Subject Re: Google-like scoring in databases
Author Roman Rokytskyy
Hi,

> Google is designed to avoid disk seeks whenever possible, and this
> has had a considerable influence on the design of the data
> structures. A lexicon in memory is implemented in two parts: a list
> of words (concatenated together but separated by nulls) and a hash
> table of pointers to doclists.

From my point of view this is implementation detail. The do store
lexicon somewhere and then load it into memory. I doubt that they
build it each time from the scratch.

> The Google search engine has two important features that help it
> produce high precision results. First, it makes use of the link
> structure of the Web to calculate a quality ranking for each web
> page. This ranking is called PageRank. The main goal of Google is to
> improve the quality of web search engines.
>
> The PageRank of a page A is given as follows:
> PR(A) = (1-d) + d (PR(T1)/C(T1) + ... + PR(Tn)/C(Tn))
>
> We assume page A has pages T1...Tn which point to it . The parameter
> d is a damping factor which can be set between 0 and 1. We usually
> set d to 0.85. Also C(A) is defined as the number of links going out
> of page A.
>
> The PageRank of a page A is given as follows:
> PR(A) = (1-d) + d (PR(T1)/C(T1) + ... + PR(Tn)/C(Tn))

And that was exactly my question. In databases we do not have this
information stored somewhere explicitly (except, probably, foreigh key
relationship).

So I question, if PageRank is crucial for text search in relational
databases. If it is, how are we going to calculate our RelationRank?

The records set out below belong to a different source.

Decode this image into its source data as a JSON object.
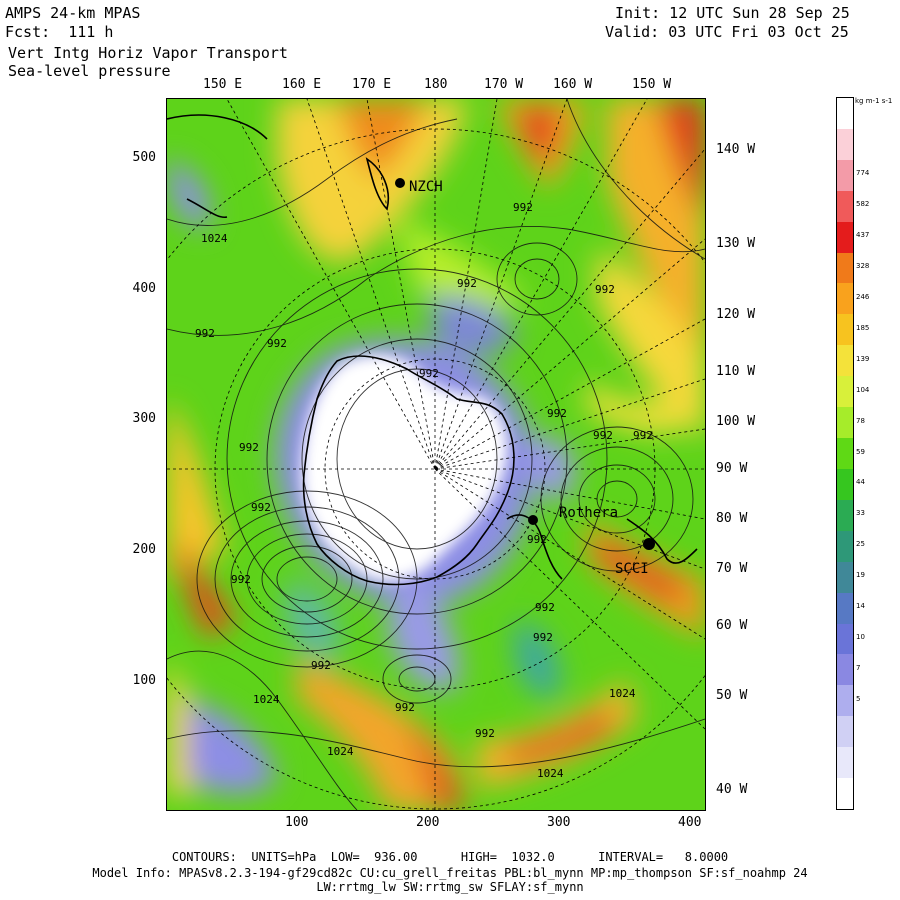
{
  "header": {
    "model": "AMPS 24-km MPAS",
    "forecast": "Fcst:  111 h",
    "field1": "Vert Intg Horiz Vapor Transport",
    "field2": "Sea-level pressure",
    "init": "Init: 12 UTC Sun 28 Sep 25",
    "valid": "Valid: 03 UTC Fri 03 Oct 25"
  },
  "lon_top": [
    "150 E",
    "160 E",
    "170 E",
    "180",
    "170 W",
    "160 W",
    "150 W"
  ],
  "lon_right": [
    "140 W",
    "130 W",
    "120 W",
    "110 W",
    "100 W",
    "90 W",
    "80 W",
    "70 W",
    "60 W",
    "50 W",
    "40 W"
  ],
  "y_axis": [
    "500",
    "400",
    "300",
    "200",
    "100"
  ],
  "x_axis": [
    "100",
    "200",
    "300",
    "400"
  ],
  "stations": [
    "NZCH",
    "Rothera",
    "SCCI"
  ],
  "contour_labels": [
    "1024",
    "992",
    "992",
    "992",
    "992",
    "992",
    "992",
    "992",
    "992",
    "992",
    "992",
    "992",
    "992",
    "992",
    "992",
    "992",
    "992",
    "992",
    "992",
    "1024",
    "1024",
    "1024",
    "1024"
  ],
  "colorbar": {
    "units": "kg m-1 s-1",
    "labels": [
      "774",
      "582",
      "437",
      "328",
      "246",
      "185",
      "139",
      "104",
      "78",
      "59",
      "44",
      "33",
      "25",
      "19",
      "14",
      "10",
      "7",
      "5"
    ],
    "colors": [
      "#ffffff",
      "#fbd0d8",
      "#f39ba8",
      "#f05a5a",
      "#e41c1c",
      "#f07a1a",
      "#f9a21d",
      "#f7c31f",
      "#f4e23a",
      "#d8f03a",
      "#a6ec2a",
      "#5fd915",
      "#36c61f",
      "#2bab53",
      "#2e9878",
      "#408898",
      "#5779c4",
      "#6a74d8",
      "#8a88e2",
      "#aeaeee",
      "#d0d0f4",
      "#e8e8fa",
      "#ffffff"
    ]
  },
  "footer": {
    "line1": "CONTOURS:  UNITS=hPa  LOW=  936.00      HIGH=  1032.0      INTERVAL=   8.0000",
    "line2": "Model Info: MPASv8.2.3-194-gf29cd82c CU:cu_grell_freitas PBL:bl_mynn MP:mp_thompson SF:sf_noahmp 24",
    "line3": "LW:rrtmg_lw SW:rrtmg_sw SFLAY:sf_mynn"
  }
}
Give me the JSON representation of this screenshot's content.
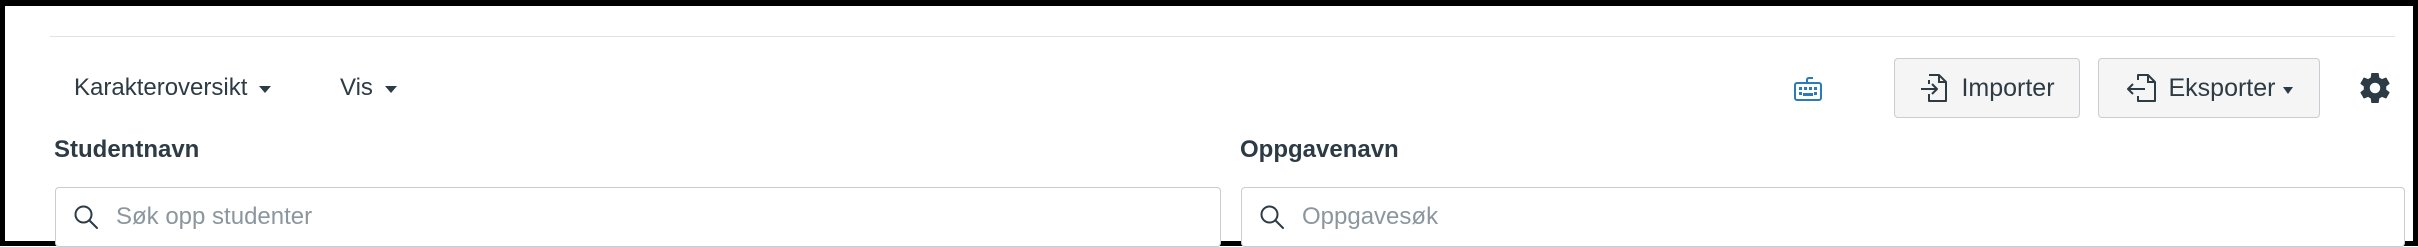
{
  "toolbar": {
    "overview_menu_label": "Karakteroversikt",
    "view_menu_label": "Vis",
    "import_label": "Importer",
    "export_label": "Eksporter",
    "keyboard_icon": "keyboard-icon",
    "settings_icon": "gear-icon"
  },
  "filters": {
    "student": {
      "label": "Studentnavn",
      "placeholder": "Søk opp studenter",
      "value": ""
    },
    "assignment": {
      "label": "Oppgavenavn",
      "placeholder": "Oppgavesøk",
      "value": ""
    }
  },
  "colors": {
    "text": "#2d3b45",
    "border": "#c7cdd1",
    "button_bg": "#f5f5f5",
    "keyboard_icon": "#2b7abc",
    "placeholder": "#8b969e"
  }
}
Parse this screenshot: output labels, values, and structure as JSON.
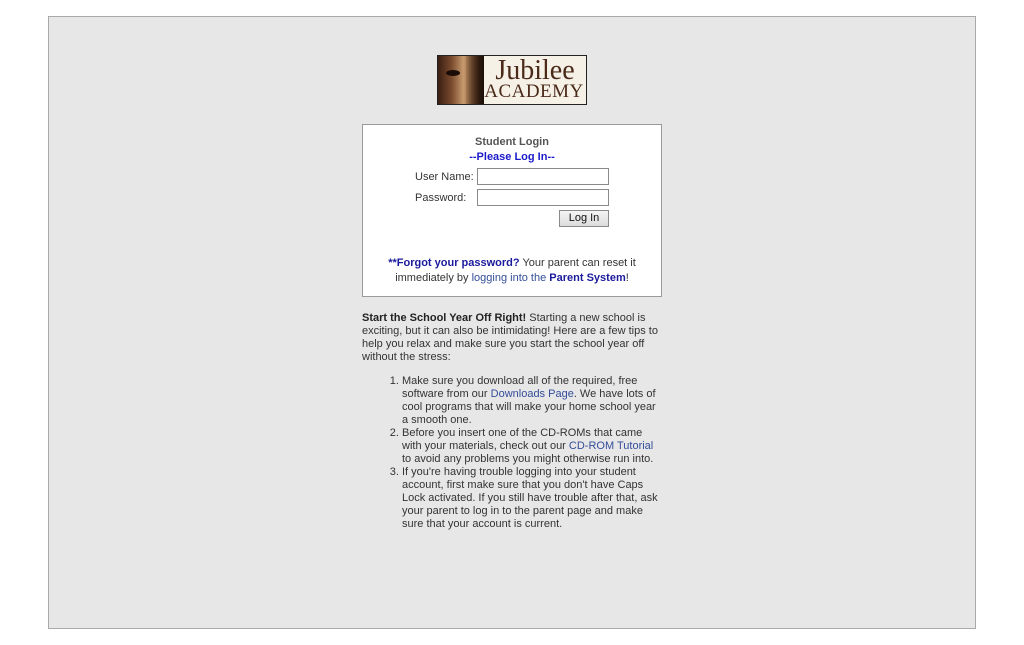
{
  "logo": {
    "name": "Jubilee",
    "sub": "ACADEMY"
  },
  "login": {
    "title": "Student Login",
    "subtitle": "--Please Log In--",
    "username_label": "User Name:",
    "username_value": "",
    "password_label": "Password:",
    "password_value": "",
    "button_label": "Log In",
    "forgot_link": "**Forgot your password?",
    "forgot_text_1": " Your parent can reset it immediately by ",
    "forgot_link_2": "logging into the",
    "forgot_text_2": " ",
    "forgot_link_3": "Parent System",
    "forgot_text_3": "!"
  },
  "content": {
    "intro_title": "Start the School Year Off Right!",
    "intro_text": " Starting a new school is exciting, but it can also be intimidating! Here are a few tips to help you relax and make sure you start the school year off without the stress:",
    "tips": [
      {
        "before": "Make sure you download all of the required, free software from our ",
        "link": "Downloads Page",
        "after": ". We have lots of cool programs that will make your home school year a smooth one."
      },
      {
        "before": "Before you insert one of the CD-ROMs that came with your materials, check out our ",
        "link": "CD-ROM Tutorial",
        "after": " to avoid any problems you might otherwise run into."
      },
      {
        "before": "If you're having trouble logging into your student account, first make sure that you don't have Caps Lock activated. If you still have trouble after that, ask your parent to log in to the parent page and make sure that your account is current.",
        "link": "",
        "after": ""
      }
    ]
  }
}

If we say that PageRank is crucial and we do not find a way to model
it with relations (our RelationRank), then the whole idea of having
google-like search in Firebird is questionable: server will not
"understand" content and I suspect that we will not be able to
manipulate it neither from within stored procedures and UDFs nor from
regular statements.

Best regards,
Roman Rokytskyy